Efficient methods for read mapping
MetadataShow full item record
DNA sequencing is the mainstay of biological and medical research. Modern sequencing machines can read millions of DNA fragments, sampling the underlying genomes at high-throughput. Mapping the resulting reads to a reference genome is typically the first step in sequencing data analysis. The problem has many variants as the reads can be short or long with a low or high error rate for different sequencing technologies, and the reference can be a single genome or a graph representation of multiple genomes.

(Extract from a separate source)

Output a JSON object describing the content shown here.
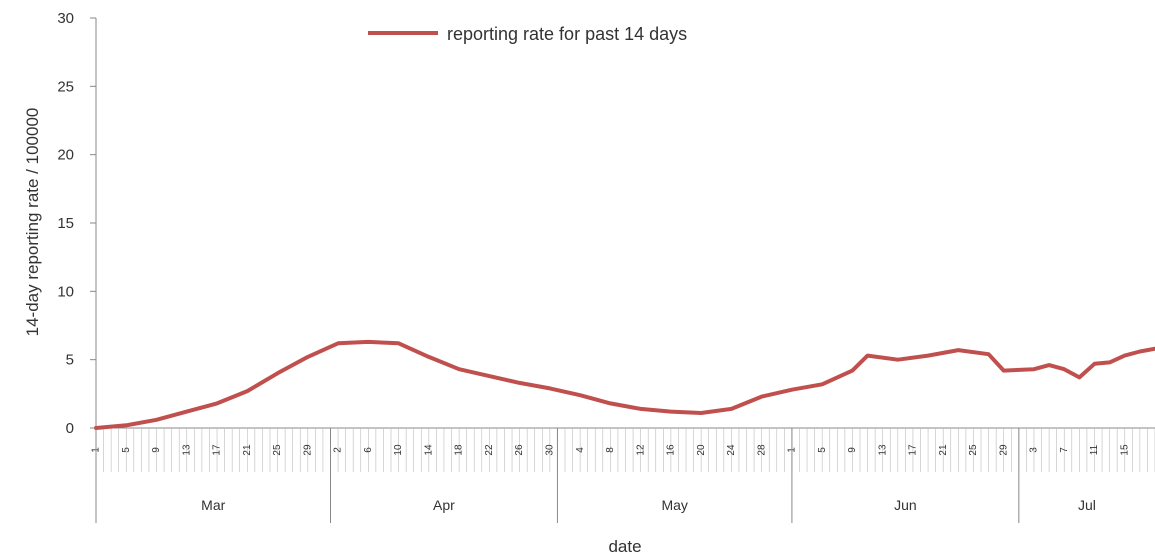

Therefore, it is crucial to develop efficient computational methods for these different problem classes. Moreover, continually declining sequencing costs and increasing throughput pose challenges to the previously developed methods and tools that cannot handle the growing volume of sequencing data. This dissertation seeks to advance the state-of-the-art in the established field of read mapping by proposing more efficient and scalable read mapping methods as well as tackling emerging new problem areas. Specifically, we design ultra-fast methods to map two types of reads: short reads for high-throughput chromatin profiling and nanopore raw reads for targeted sequencing in real-time. In tune with the characteristics of these types of reads, our methods can scale to larger sequencing data sets or map more reads correctly compared with the state-of-the-art mapping software. Furthermore, we propose two algorithms for aligning sequences to graphs, which is the foundation of mapping reads to graph-based reference genomes. One algorithm improves the time complexity of existing sequence to graph alignment algorithms for linear or affine gap penalty. The other algorithm provides good empirical performance in the case of the edit distance metric. Finally, we mathematically formulate the problem of validating paired-end read constraints when mapping sequences to graphs, and propose an exact algorithm that is also fast enough for practical use.